Gleichwohl geht er davon aus, dass die Fälle nicht weniger werden. Ein Grund dafür seien hochmotorisierte Fahrzeuge, an die auch Fahranfänger viel zu leicht kämen. Denn meist werden die Sportwagen bei Autovermietungen geliehen, beliebt sind auch Carsharing-Anbieter. Ginge es nach Winkelmann, sollte dies Fahranfängern verwehrt sein.
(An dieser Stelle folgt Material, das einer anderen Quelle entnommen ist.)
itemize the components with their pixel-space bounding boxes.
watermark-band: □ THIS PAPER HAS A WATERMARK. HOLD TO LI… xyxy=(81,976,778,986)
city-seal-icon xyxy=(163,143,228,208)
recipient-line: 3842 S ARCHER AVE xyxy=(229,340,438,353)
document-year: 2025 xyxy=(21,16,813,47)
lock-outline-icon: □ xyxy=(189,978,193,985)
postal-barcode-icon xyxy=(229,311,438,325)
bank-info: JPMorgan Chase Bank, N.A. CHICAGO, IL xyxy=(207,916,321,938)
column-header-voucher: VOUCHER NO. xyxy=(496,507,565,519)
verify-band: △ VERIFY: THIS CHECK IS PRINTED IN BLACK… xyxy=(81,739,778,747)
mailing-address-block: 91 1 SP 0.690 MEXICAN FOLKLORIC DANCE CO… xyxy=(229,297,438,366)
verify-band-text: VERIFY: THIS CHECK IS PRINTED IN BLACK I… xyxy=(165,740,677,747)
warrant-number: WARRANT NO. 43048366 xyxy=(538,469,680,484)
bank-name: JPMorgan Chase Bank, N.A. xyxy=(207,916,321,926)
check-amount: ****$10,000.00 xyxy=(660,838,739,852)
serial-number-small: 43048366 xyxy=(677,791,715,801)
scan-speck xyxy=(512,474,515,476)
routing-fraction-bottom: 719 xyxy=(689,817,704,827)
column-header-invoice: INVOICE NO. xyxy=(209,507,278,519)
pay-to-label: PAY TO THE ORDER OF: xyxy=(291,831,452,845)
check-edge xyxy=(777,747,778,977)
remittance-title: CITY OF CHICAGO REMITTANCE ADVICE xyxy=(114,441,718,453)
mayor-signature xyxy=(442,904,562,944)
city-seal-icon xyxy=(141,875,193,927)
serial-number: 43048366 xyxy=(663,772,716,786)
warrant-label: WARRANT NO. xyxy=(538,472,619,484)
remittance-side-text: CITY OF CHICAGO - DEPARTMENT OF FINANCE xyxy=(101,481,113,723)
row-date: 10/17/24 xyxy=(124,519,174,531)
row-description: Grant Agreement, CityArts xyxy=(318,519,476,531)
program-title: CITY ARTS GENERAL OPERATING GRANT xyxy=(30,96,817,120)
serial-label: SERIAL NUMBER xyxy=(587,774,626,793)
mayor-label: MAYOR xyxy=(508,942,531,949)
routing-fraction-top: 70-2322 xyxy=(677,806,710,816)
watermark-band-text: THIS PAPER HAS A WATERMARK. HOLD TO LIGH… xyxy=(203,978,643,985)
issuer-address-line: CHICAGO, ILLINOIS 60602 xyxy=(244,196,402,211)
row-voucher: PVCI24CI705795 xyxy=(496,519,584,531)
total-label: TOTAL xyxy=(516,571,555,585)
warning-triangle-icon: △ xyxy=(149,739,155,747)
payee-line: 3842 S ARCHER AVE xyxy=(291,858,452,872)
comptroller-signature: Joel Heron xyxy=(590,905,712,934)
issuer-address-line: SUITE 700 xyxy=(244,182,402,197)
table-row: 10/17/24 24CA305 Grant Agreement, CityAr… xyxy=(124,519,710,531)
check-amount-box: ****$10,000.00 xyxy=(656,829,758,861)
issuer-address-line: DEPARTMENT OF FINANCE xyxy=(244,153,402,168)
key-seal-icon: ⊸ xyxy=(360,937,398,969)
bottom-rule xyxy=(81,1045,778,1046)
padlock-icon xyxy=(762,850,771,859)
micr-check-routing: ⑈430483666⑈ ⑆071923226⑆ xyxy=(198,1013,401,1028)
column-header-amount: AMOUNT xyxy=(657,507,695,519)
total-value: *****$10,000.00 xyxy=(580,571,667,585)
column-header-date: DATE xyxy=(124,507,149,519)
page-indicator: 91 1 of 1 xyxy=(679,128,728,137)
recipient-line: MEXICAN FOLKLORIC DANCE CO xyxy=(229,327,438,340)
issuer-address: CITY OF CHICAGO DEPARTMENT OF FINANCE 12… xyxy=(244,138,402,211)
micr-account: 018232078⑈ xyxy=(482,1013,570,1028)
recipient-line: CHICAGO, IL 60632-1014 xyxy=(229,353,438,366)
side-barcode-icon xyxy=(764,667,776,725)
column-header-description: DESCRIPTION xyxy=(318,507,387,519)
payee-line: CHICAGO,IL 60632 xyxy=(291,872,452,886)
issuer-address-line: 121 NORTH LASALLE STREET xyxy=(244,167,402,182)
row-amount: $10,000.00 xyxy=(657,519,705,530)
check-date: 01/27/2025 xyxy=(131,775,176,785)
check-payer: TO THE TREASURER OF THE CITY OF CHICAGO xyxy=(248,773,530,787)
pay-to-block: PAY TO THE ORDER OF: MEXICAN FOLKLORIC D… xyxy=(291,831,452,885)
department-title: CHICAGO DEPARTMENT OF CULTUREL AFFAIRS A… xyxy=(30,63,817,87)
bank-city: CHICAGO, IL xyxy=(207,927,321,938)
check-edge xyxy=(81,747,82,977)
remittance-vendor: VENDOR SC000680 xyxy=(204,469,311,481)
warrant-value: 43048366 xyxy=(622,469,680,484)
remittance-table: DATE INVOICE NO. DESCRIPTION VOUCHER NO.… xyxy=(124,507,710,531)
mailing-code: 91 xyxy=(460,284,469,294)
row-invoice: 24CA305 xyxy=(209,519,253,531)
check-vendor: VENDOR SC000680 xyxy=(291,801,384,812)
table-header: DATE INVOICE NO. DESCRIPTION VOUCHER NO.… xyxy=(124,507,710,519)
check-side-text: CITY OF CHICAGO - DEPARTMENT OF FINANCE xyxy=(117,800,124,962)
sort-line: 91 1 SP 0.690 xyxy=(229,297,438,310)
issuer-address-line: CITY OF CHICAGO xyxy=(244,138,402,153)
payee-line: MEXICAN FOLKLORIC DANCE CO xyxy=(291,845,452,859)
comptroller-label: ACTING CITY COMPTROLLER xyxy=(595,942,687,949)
Regelmäßige Kontrollen sind nach Überzeugung des 57-Jährigen ein weiterer Grund für die Zahlen. «Die Berliner Polizei weiß, wo gerne schnell gefahren wird und legt sich dort auf die Lauer», so Winkelmann. Typische Strecken seien die Stadtautobahn oder gerade, breite Straßen wie etwa der Ku’damm.

Dort war im Februar 2016 bei einem Raser-Unfall ein unbeteiligter Fahrer (69) ums Leben gekommen. Mit der strafrechtlichen Bewertung dieses Falls hatte Berlin juristisches Neuland betreten bevor es zu der Gesetzesänderung kam. Beide Fahrer wurden wegen des illegalen Autorennens rechtskräftig wegen Mordes verurteilt.

Tragischer Fall im Juni 2018

Inzwischen fallen auch weitere Raser-Fälle unter die neue Gesetzgebung. «Polizeifluchten können Kraftfahrzeugrennen sein – und die sind relativ häufig in der Praxis», erklärte Winkelmann. Ein besonders tragischer Fall ereignete sich im Juni 2018 in Berlin. Damals verursachte ein Dieb bei einer wilden Fluchtfahrt vor der Polizei einen Unfall. Dabei starb in der City-West eine 22 Jahre alte unbeteiligte Passantin und später auch der Beifahrer des Mannes.

2021 bestätigte der Bundesgerichtshof die lebenslange Haftstrafe wegen Mordes. Zugleich entschieden die Richter, dass auch eine Fluchtfahrt vor der Polizei als verbotenes Kraftfahrzeugrennen gelten kann (Az: 4 StR 142/20).